My wit or “feistiness” is also from him, along with being too proud (or stubborn)
What I learned mostly was to be satisfied with what I had growing up, which didn’t bothered me then or now looking back.
There are 13 of us, I grew up with eight siblings with different personalities, thou most of them overlapped and range between: being loud…to “boasty” to creative and artistic. We kept our emotions to ourselves…which prepared us for the hardness of the world…where being self sufficient is an asset.

My father taught me the way he learned to be a man, take care of your own no matter what. Pay a man what’s he’s owed, especial tradesmen. He provided a roof over your head and food on the table (always), the occasional laughter and the sacrifices he made for our education that he never had, which attributed from him having to take care of his brothers from a young age…

He was definitely not a touchy feely man, I don’t remember ever hugging my father, but I knew he cared about us, with a lot of the things he did.
He was home almost every single day, I honestly can’t remember him not coming home, you could hear the loud rumble of the “big bike” coming from up the road
The fat man could cook anything and did!
I fondly remember him coming home with 3 large bags filled with pinching, snapping crabs and proceeded to boil them all.
Bwoy, we had everything crab for a week, curry crab, regular crab legs, stewed crab meat, fried crab dumplings, crap soup…hmmm…I’m allergic now, so there.
As the tradesman he was, we all built more than a house together, but a home.
From mixing cement carrying sand and gravel, laying blocks and steel, it all looked weird from the outside, but it was practical, every decision made was a practical one.
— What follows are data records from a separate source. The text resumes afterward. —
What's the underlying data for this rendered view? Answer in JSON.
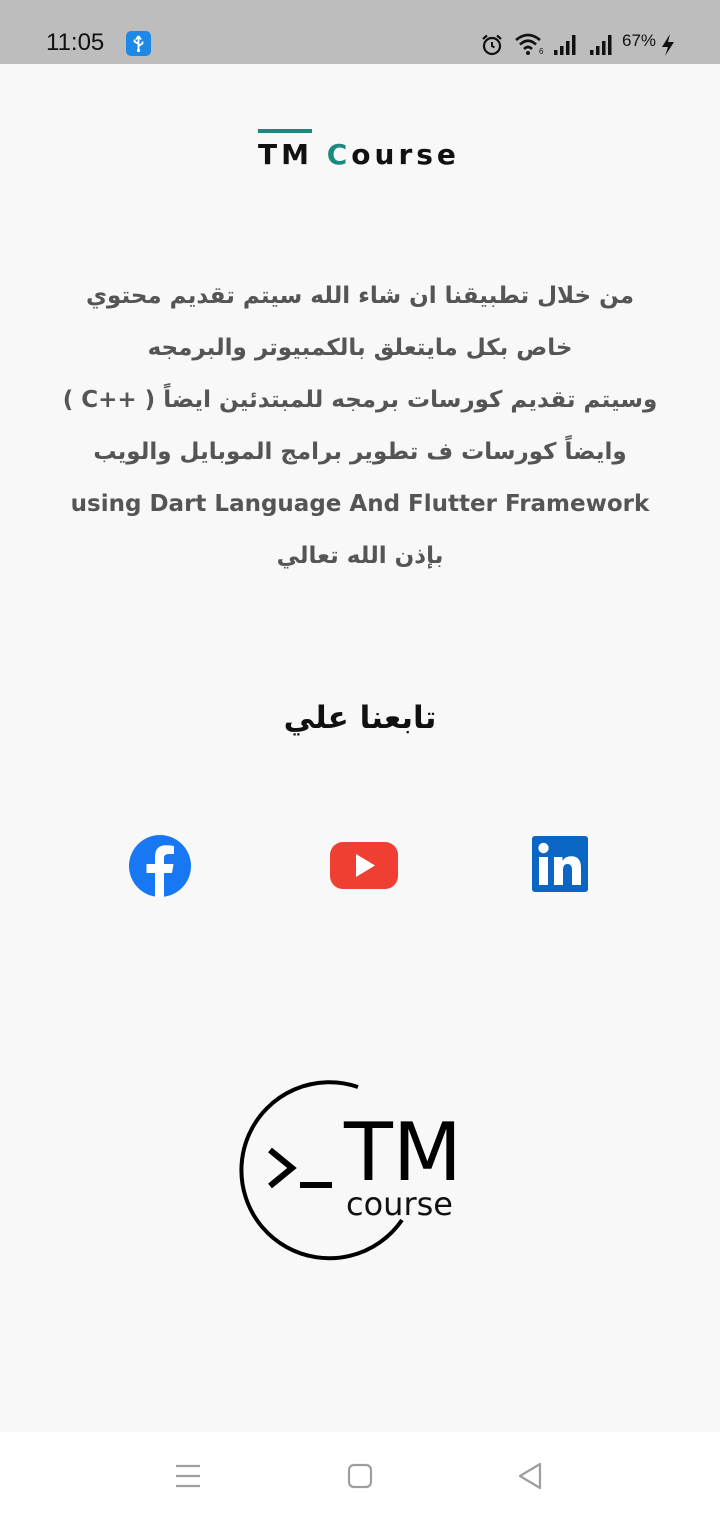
{
  "status_bar": {
    "time": "11:05",
    "battery": "67%",
    "icons": [
      "usb-icon",
      "alarm-icon",
      "wifi-icon",
      "signal-icon",
      "signal-icon",
      "charging-icon"
    ]
  },
  "brand": {
    "prefix": "TM ",
    "c_letter": "C",
    "rest": "ourse",
    "accent": "#1a8a7f"
  },
  "description": {
    "lines": [
      "من خلال تطبيقنا ان شاء الله سيتم تقديم محتوي",
      "خاص بكل مايتعلق بالكمبيوتر والبرمجه",
      "وسيتم تقديم كورسات برمجه للمبتدئين ايضاً ( ++C )",
      "وايضاً كورسات  ف تطوير برامج الموبايل والويب",
      "using Dart Language And Flutter Framework",
      "بإذن الله تعالي"
    ]
  },
  "follow": {
    "title": "تابعنا علي"
  },
  "social": {
    "items": [
      {
        "icon": "facebook-icon",
        "color": "#1877f2"
      },
      {
        "icon": "youtube-icon",
        "color": "#ef3f33"
      },
      {
        "icon": "linkedin-icon",
        "color": "#0a66c2"
      }
    ]
  },
  "logo": {
    "prompt": ">_",
    "title": "TM",
    "subtitle": "course"
  },
  "nav": {
    "icons": [
      "menu-icon",
      "home-icon",
      "back-icon"
    ]
  }
}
Some how I couldn’t think about him not being there, he was always his jovial stubborn self and in my quest for my own individuality, I might have overlooked his and that of my family, but I thank you all for giving me pieces of you so I can be wholly and solely André Damion Hutchinson.

I honour my father with some white rum, the love of everything pork, my ingenuity and practical creativity!

Lovingly, my father…
The fat man!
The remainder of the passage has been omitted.